Je t'écris aujourd'hui parce que je m'ennuie énormément. Je pense à toi sans cesse, l'idée que l'on ne se voit pas à Noël me désole. Mes parents ne m'aideront pas, c'est confirmé. Ils disent que ça ne fait pas assez longtemps que je suis parti. Ça fait six mois que je n'ai pas été à Jonquière. Je pense sans cesse à toi, je revois ton visage, tes mains, tes jambes, tes pieds, fallait être inconscient pour partir en France. Mais il le fallait. Je suis allé au Queen, mais aucun ne te vaut, même si comme je t'ai dit il y en avait quelques-uns de beaux. Mais je ne t'ai pas trompé, tu me suffis même à distance.

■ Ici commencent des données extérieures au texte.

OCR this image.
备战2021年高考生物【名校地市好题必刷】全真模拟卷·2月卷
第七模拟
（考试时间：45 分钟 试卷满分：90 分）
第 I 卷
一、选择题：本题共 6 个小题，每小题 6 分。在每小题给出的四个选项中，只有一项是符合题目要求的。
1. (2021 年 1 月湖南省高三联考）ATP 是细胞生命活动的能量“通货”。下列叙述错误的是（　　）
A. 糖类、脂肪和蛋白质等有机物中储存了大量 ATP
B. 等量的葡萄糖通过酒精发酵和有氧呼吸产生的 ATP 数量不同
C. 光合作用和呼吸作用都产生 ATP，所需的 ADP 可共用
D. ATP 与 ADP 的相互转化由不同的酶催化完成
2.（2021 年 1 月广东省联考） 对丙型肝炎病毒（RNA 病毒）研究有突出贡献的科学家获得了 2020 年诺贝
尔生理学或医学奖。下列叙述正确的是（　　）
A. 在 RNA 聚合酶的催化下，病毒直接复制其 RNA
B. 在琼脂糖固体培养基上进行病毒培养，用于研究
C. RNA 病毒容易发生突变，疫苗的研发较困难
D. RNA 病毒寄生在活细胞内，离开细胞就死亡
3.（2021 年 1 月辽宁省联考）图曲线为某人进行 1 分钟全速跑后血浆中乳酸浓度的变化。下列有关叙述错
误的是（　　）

Tu te souviens de Granville ? Je voudrais y retourner avec toi. Je voudrais y habiter et me débrouiller sur place pour trouver de quoi vivre. Cours d'anglais, cours de français, cours de piano. Pourquoi tous nos projets sont-ils pour plus tard ?

Pouvoir te prendre dans mes bras, t'écraser contre moi, t'embrasser toute la nuit, ma langue dans ta bouche, ma main dans tes caleçons, moi nu contre toi. Ô Sébastien, je suis à toi car tu es beau, simple, gentil et que je peux avoir confiance. Avec toi je suis heureux. Tu m'aimes ? Quand viendras-tu à Paris ? Faut pas avoir peur des changements radicaux, ils apportent beaucoup.

Dans tes bras, dans un lit, ne serions-nous pas beaux ? Survivre sans te voir, c'est impossible ! Le cap des trois ans est passé, on entame notre quatrième année. Allons-nous nous tromper et risquer de perdre une relation qui pourrait durer une vie ? Si tu étais à côté de moi je commencerais par enlever ton chandail et tes pantalons. Puis tes caleçons et tes bas. Je te mettrais sur le ventre, te caresserais les cheveux, te masserais le cou, les bras, les mains, le dos, les fesses. Et là j'embrasserais tes fesses, je les lécherais partout, le trou, je lécherais le trou pendant dix minutes en même temps que je masserais tes couilles. Je jouirais, toi aussi. Après je masserais tes jambes, tes pieds, je lécherais tes orteils, placerais mon visage dans le creux de tes pieds. Ensuite je te donnerais une claque sur les fesses et tu te retournerais. Je masserais tes seins, ton ventre. Je te frencherais jusqu'à ce qu'on s'étouffe. Je baverais dans ta bouche et toi dans la mienne, pendant que je gratterais ta bite et que je te masturberais. Après je masserais tes genoux et je t'attacherais aux pattes du lit sur le ventre. Je mettrais ma bite dans toi après avoir bien léché à nouveau. Je ferais cela, entrer et sortir, pendant vingt minutes, sans venir. Ensuite c'est toi qui m'attacherais, tu entrerais en moi, pendant vingt minutes tu entrerais et sortirais. Tu finirais par venir dans moi. Je me retournerais, te prendrais dans mes bras, me masturberais et je viendrais à mon tour. Là on serait mort et on dormirait nu l'un contre l'autre. Voilà ce que nous ferons si je descends le 24 décembre.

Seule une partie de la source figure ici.